Il Ministero dell’Interno si è costituito in giudizio contestando l’ammissibilità e fondatezza del ricorso e chiedendone il rigetto.
All’esito dell’udienza straordinaria di smaltimento PNRR del 23 settembre 2023 la causa è stata trattenuta in decisione.
1. Ai sensi dell’art. 11 TULPS, salve le condizioni particolari stabilite dalla legge nei singoli casi, le autorizzazioni di polizia debbono essere negate: 1) a chi ha riportato una condanna a pena restrittiva della libertà personale superiore a tre anni per delitto non colposo e non ha ottenuto la riabilitazione;2) a chi è sottoposto all'ammonizione o a misura di sicurezza personale o è stato dichiarato delinquente abituale, professionale o per tendenza. Le autorizzazioni di polizia possono essere negate a chi ha riportato condanna per delitti contro la personalità dello Stato o contro l'ordine pubblico, ovvero per delitti contro le persone commessi con violenza, o per furto, rapina, estorsione, sequestro di persona a scopo di rapina o di estorsione, o per violenza o resistenza all'autorità, e a chi non può provare la sua buona condotta. Le autorizzazioni devono essere revocate quando nella persona autorizzata vengono a mancare, in tutto o in parte, le condizioni alle quali sono subordinate, e possono essere revocate quando sopraggiungono o vengono a risultare circostanze che avrebbero imposto o consentito il diniego della autorizzazione.
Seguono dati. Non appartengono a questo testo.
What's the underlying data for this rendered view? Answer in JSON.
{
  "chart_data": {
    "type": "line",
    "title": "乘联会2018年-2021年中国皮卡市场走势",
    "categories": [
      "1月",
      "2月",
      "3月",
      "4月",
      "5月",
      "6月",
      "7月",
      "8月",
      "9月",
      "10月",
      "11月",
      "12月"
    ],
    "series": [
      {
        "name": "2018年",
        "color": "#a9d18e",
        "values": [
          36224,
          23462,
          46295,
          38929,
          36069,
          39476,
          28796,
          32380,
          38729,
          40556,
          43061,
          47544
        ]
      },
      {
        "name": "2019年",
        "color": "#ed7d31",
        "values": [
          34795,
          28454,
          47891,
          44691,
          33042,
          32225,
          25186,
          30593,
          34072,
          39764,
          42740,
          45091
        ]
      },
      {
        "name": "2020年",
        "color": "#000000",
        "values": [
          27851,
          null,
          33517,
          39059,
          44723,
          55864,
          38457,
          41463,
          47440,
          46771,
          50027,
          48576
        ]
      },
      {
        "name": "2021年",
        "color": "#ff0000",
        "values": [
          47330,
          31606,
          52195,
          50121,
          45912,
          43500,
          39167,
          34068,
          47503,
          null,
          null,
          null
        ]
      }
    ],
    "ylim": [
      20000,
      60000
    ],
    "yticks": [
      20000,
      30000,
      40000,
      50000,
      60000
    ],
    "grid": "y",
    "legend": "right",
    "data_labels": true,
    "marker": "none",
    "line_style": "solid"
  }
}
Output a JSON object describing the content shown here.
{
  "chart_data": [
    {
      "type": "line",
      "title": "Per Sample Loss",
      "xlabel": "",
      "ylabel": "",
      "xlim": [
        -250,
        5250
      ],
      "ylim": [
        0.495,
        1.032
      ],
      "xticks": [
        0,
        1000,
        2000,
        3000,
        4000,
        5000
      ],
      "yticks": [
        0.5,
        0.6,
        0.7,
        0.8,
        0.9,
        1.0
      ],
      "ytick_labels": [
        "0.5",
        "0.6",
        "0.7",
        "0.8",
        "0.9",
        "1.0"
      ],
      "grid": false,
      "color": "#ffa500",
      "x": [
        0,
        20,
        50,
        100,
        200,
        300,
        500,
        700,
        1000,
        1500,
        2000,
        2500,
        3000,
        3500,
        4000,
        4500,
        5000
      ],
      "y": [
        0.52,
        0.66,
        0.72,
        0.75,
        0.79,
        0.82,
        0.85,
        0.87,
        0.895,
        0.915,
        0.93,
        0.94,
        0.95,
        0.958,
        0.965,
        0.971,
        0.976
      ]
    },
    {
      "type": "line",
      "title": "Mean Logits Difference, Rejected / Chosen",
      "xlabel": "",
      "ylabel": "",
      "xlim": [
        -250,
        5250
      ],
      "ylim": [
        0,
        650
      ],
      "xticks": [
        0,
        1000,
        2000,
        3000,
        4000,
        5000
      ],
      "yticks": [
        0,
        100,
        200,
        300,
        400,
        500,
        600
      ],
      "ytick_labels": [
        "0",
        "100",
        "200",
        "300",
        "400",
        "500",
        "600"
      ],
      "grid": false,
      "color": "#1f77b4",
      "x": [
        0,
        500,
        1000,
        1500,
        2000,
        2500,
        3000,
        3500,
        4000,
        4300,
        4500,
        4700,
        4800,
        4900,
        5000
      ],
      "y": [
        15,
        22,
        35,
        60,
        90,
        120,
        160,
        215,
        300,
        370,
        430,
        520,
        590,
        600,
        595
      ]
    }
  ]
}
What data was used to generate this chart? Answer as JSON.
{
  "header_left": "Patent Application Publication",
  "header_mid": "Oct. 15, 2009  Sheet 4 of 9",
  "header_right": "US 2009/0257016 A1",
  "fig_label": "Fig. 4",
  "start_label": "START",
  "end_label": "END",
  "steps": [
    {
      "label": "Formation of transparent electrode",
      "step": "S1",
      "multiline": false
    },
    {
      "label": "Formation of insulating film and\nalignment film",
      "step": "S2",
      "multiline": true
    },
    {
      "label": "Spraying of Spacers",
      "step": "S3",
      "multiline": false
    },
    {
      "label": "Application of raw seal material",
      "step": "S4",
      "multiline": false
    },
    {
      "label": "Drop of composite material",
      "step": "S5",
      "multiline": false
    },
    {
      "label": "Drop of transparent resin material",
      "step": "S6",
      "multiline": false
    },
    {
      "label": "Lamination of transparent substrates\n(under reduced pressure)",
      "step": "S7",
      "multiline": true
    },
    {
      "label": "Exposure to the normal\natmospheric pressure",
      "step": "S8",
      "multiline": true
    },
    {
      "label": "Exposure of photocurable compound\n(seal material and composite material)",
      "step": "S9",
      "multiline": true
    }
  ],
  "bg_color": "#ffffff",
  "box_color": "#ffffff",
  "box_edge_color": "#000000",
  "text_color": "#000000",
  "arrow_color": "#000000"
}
L’art. 39 prevede che il Prefetto ha facoltà di vietare la detenzione delle armi, munizioni e materie esplodenti, denunciate ai termini dell'articolo precedente, alle persone ritenute capaci di abusarne.
Nei casi d'urgenza gli ufficiali e gli agenti di pubblica sicurezza provvedono all'immediato ritiro cautelare dei materiali di cui al primo comma, dandone immediata comunicazione al prefetto. Quando sussistono le condizioni di cui al primo comma, con il provvedimento di divieto il prefetto assegna all'interessato un termine di 150 giorni per l'eventuale cessione a terzi dei materiali di cui al medesimo comma. Nello stesso termine l'interessato comunica al prefetto l'avvenuta cessione. Il provvedimento di divieto dispone, in caso di mancata cessione, la confisca dei materiali ai sensi dell'articolo 6, quinto comma, della legge 22 maggio 1975, n. 152.
Infine, l’art. 43 stabilisce che: oltre a quanto è stabilito dall’art. 11 non può essere concessa la licenza di portare armi: a) a chi ha riportato condanna alla reclusione per delitti non colposi contro le persone commessi con violenza, ovvero per furto, rapina, estorsione, sequestro di persona a scopo di rapina o di estorsione;b) a chi ha riportato condanna a pena restrittiva della libertà personale per violenza o resistenza all'autorità o per delitti contro la personalità dello Stato o contro l'ordine pubblico;c) a chi ha riportato condanna per diserzione in tempo di guerra, anche se amnistiato, o per porto abusivo di armi.
La licenza può essere ricusata ai soggetti di cui al primo comma qualora sia intervenuta la riabilitazione, ai condannati per delitto diverso da quelli sopra menzionati e a chi non può provare la sua buona condotta o non dà affidamento di non abusare delle armi.